Neck Cancer Symptoms : Head And Neck Cancer Symptoms
What are the symptoms of head and neck cancer?
Cancers of the head and neck are some of the few cancers for which a particular cause can often be identified. When examined, patients who report the symptoms described below commonly admit to being smokers and/or frequent consumers of substantial quantities of alcohol. Most head and neck cancers produce early symptoms. You should know the possible warning signs so you can alert your doctor to your symptoms as soon as possible. Remember - successful treatment of head and neck cancer can depend on early detection. Knowing and recognizing the signs of head and neck cancer can save your life.
Following are the potential head and neck cancer symptoms :
A lump in the neck. Cancers that begin in the head or neck usually spread to lymph nodes in the neck before they spread elsewhere. Such lumps are generally painless and continue to enlarge steadily. Of course, not all lumps are cancer.
Neck cancer symptoms might include persistent pain in the throat, pain or difficulty with swallowing, persistent hoarseness or a change in voice, pain in the ear and bleeding in the mouth or throat.
Most neck cancers originate in the oral cavity, sores or lesions in the mouth can be warning signs. Two types of lesions that could be precursors to cancer are white or red lesions.
Patients may experience a change in the voice and hoarseness.

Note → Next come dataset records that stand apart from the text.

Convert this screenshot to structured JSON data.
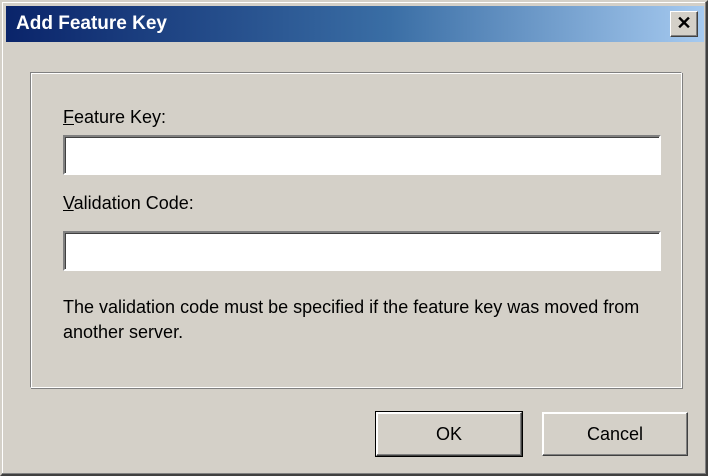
{
  "window": {
    "title": "Add Feature Key",
    "close_glyph": "✕"
  },
  "form": {
    "feature_key_label_mnemonic": "F",
    "feature_key_label_rest": "eature Key:",
    "feature_key_value": "",
    "validation_code_label_mnemonic": "V",
    "validation_code_label_rest": "alidation Code:",
    "validation_code_value": "",
    "note": "The validation code must be specified if the feature key was moved from another server."
  },
  "buttons": {
    "ok_label": "OK",
    "cancel_label": "Cancel"
  },
  "colors": {
    "dialog_face": "#d4d0c8",
    "title_gradient_start": "#0a246a",
    "title_gradient_end": "#a6caf0",
    "title_text": "#ffffff"
  }
}
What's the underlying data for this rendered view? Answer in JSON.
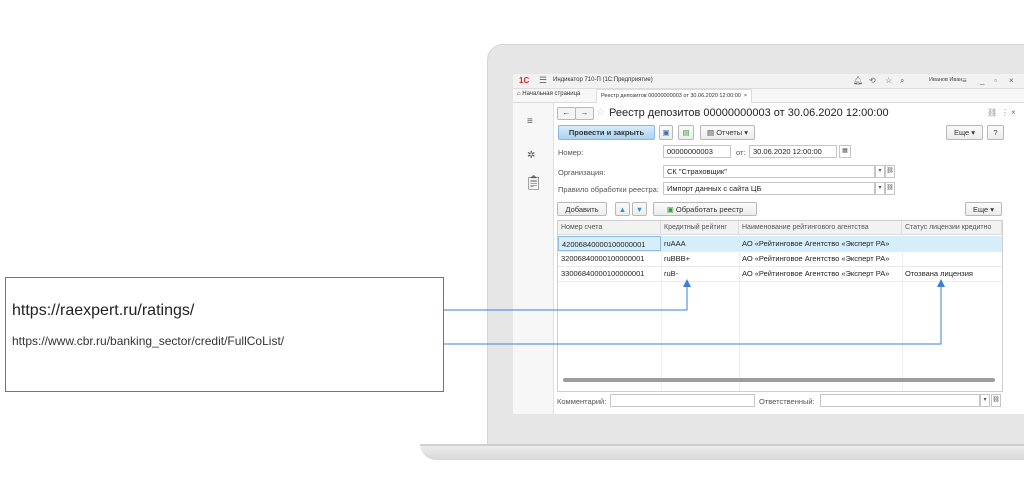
{
  "app": {
    "logo": "1С",
    "title": "Индикатор 710-П  (1С:Предприятие)",
    "user": "Иванов Иван",
    "tabs": {
      "home": "Начальная страница",
      "document": "Реестр депозитов 00000000003 от 30.06.2020 12:00:00"
    }
  },
  "form": {
    "title": "Реестр депозитов 00000000003 от 30.06.2020 12:00:00",
    "post_close": "Провести и закрыть",
    "reports": "Отчеты",
    "more": "Еще",
    "help": "?",
    "number_label": "Номер:",
    "number_value": "00000000003",
    "date_label": "от:",
    "date_value": "30.06.2020 12:00:00",
    "org_label": "Организация:",
    "org_value": "СК \"Страховщик\"",
    "rule_label": "Правило обработки реестра:",
    "rule_value": "Импорт данных с сайта ЦБ",
    "add": "Добавить",
    "process": "Обработать реестр",
    "table_more": "Еще",
    "comment_label": "Комментарий:",
    "responsible_label": "Ответственный:"
  },
  "table": {
    "headers": [
      "Номер счета",
      "Кредитный рейтинг",
      "Наименование рейтингового агентства",
      "Статус лицензии кредитно"
    ],
    "rows": [
      {
        "account": "42006840000100000001",
        "rating": "ruAAA",
        "agency": "АО «Рейтинговое Агентство «Эксперт РА»",
        "status": ""
      },
      {
        "account": "32006840000100000001",
        "rating": "ruBBB+",
        "agency": "АО «Рейтинговое Агентство «Эксперт РА»",
        "status": ""
      },
      {
        "account": "33006840000100000001",
        "rating": "ruB-",
        "agency": "АО «Рейтинговое Агентство «Эксперт РА»",
        "status": "Отозвана лицензия"
      }
    ]
  },
  "callout": {
    "url1": "https://raexpert.ru/ratings/",
    "url2": "https://www.cbr.ru/banking_sector/credit/FullCoList/"
  },
  "colors": {
    "accent_line": "#3d7fd8",
    "selected_row": "#d6eefa",
    "post_button": "#a9d2f0",
    "logo": "#e0231c"
  }
}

Swallowing problems may be neck cancer symptoms. Cancer of the throat or esophagus (swallowing tube) may make swallowing solid foods difficult. Patients may feel food sticking in their throat and sometimes the food might come up again.
Constant pain in or around the ear when you swallow can be a sign of infection or tumor growth in the throat. This is particularly serious if it is associated with difficulty in swallowing, hoarseness or a lump in the neck. These symptoms are best evaluated by an otolaryngologist.
Cancers of the head and neck are some of the few cancers for which a particular cause can often be identified. When examined, patients who report the such head and neck cancer symptoms commonly admit to being smokers and/or frequent consumers of substantial quantities of alcohol.